You don't really have to wait to buy that SUV: just take a car loan. Oh, your colleague went to Paris last month and the pictures are breath-taking? Just take a personal loan and book your tickets. With so many avenues to take a loan, money is not a problem, but ask yourself: do you want to spend it all now, and pay for it for many years later, or do you want to save for it now and spend it later?
We do want you to be able to buy all the comfort and happiness that your hard earned money can buy, but we don't want you to live in just the present. You should be able to enjoy your money not just today, but also tomorrow and even after you no longer earn. So you need to save before you spend. But should you save by cutting back important spends and being miserly or should you just save a fixed amount every month and spend the rest? Here are three steps that will give you answers to these questions.
Segregate your expenses
How much is available to spend will depend on your net surplus. Draw up a list of non-discretionary expenditure. These are boring but necessary spends such as household supplies, food, school fees and rent. Subtract this from the money you make and you get a net surplus.
Map your income on one side and non-discretionary expenses on the other side and net off your income. This is the surplus from which you make necessary savings first. What is then left is the amount for discretionary expenses and savings
But how much do you save? This will depend on two things: your goals and asset allocation.
Build your money goal
Save for a comfortable tomorrow. Drawing up financial goals helps in quantifying the amount you need to save
Money goals are important, even if you have just started working and the money is tight but your calendar of social do's is full. No one really teaches us how to manage money once we start earning it. We are left by ourselves or our elders' or friends' guidance and learn only by making mistakes. Build your goals from the word go. You don't have to start planning for retirement right away, although that would be good, just start with small goals like saving for a car or a holiday or even for an unforeseen event.
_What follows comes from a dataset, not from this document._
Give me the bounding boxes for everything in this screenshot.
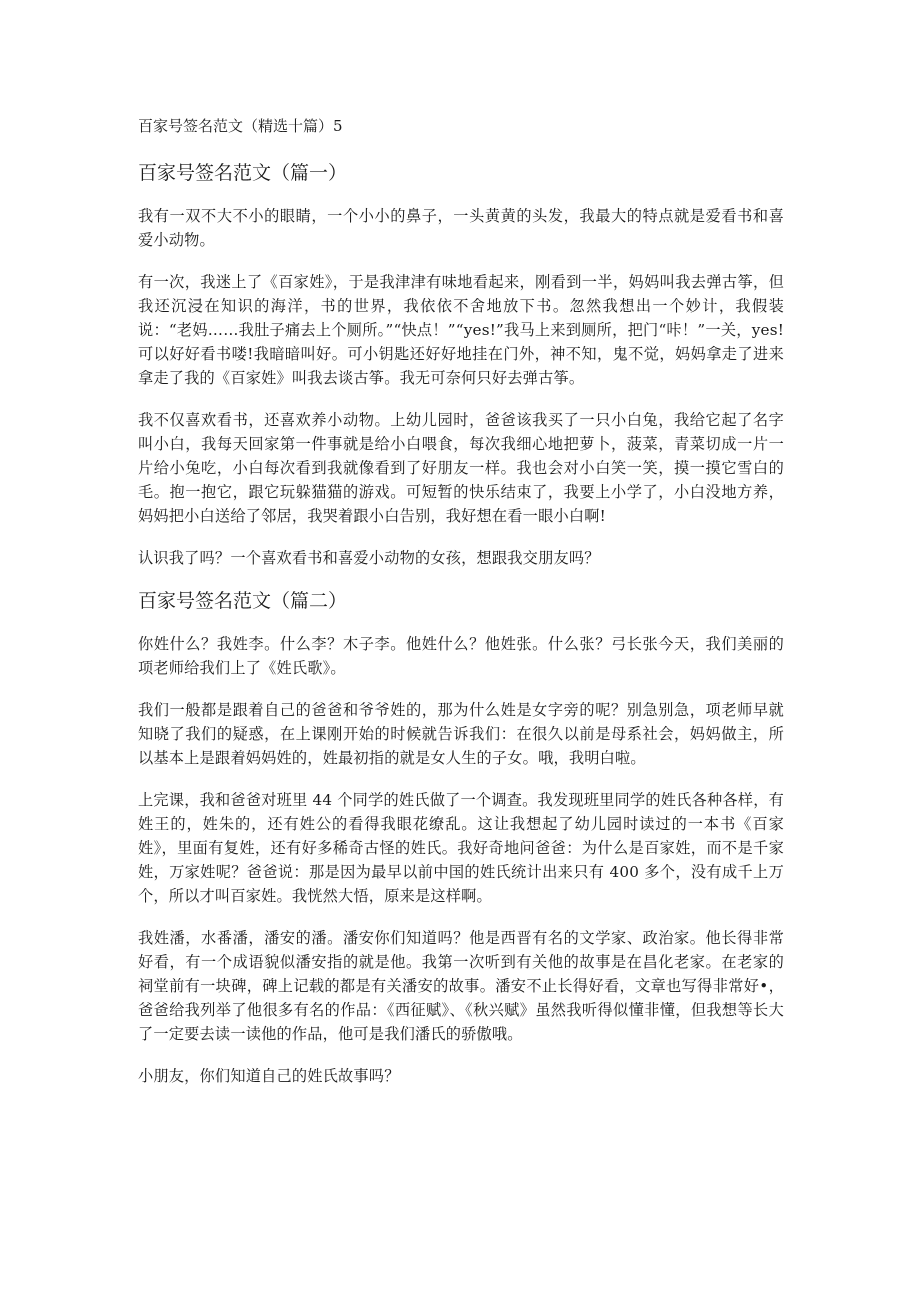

As you build that discipline and you move up the career graph, you will find it easier to invest for bigger goals like retirement or your child's education. Build that discipline now.
Get your asset allocation right
Drawing up goals is the first step to understand how much you need to save; it's the asset allocation that helps you close the loop. You don't have to save a lot of money but just the right amount if you have your asset allocation in place. So for a long-term need such as retirement, you should look at allocation more towards equity given they outperform all other asset classes over a long-term horizon
Suppose you want to buy a house 10 years down the line and you want at least Rs20 lakh for the down payment. Work the math backwards. In the absence of an investment, it would mean you need to save Rs2 lakh every year, but if you invest in equities—equities are capable of generating double-digit returns over a long-term horizon—assuming a 12% return (pre-tax) on investment you only have to invest about Rs1.14 lakh every year.
Delayed gratification
According to Jain, one of the reasons people find it difficult to save is that it's so much easier to spend. Spending feels so good. There is hardly any feeling more powerful than swiping a card and not caring, at least at that point, to pay
But if you can control your impulses, plan your spends and provision for it, you will save yourself from a lot of wasteful expenditure. Delayed gratification is one of the biggest money lessons you need to learn by heart. Why? Because when you postpone impulse shopping, you have more at your disposal that you can choose to save or spend. In fact, the earlier you save the more you benefit: you give more time for your money to compound.
Unlike the previous three steps, this rule is the toughest to implement because it's intangible. But it's a sure shot winner to help you cultivate the right money habits.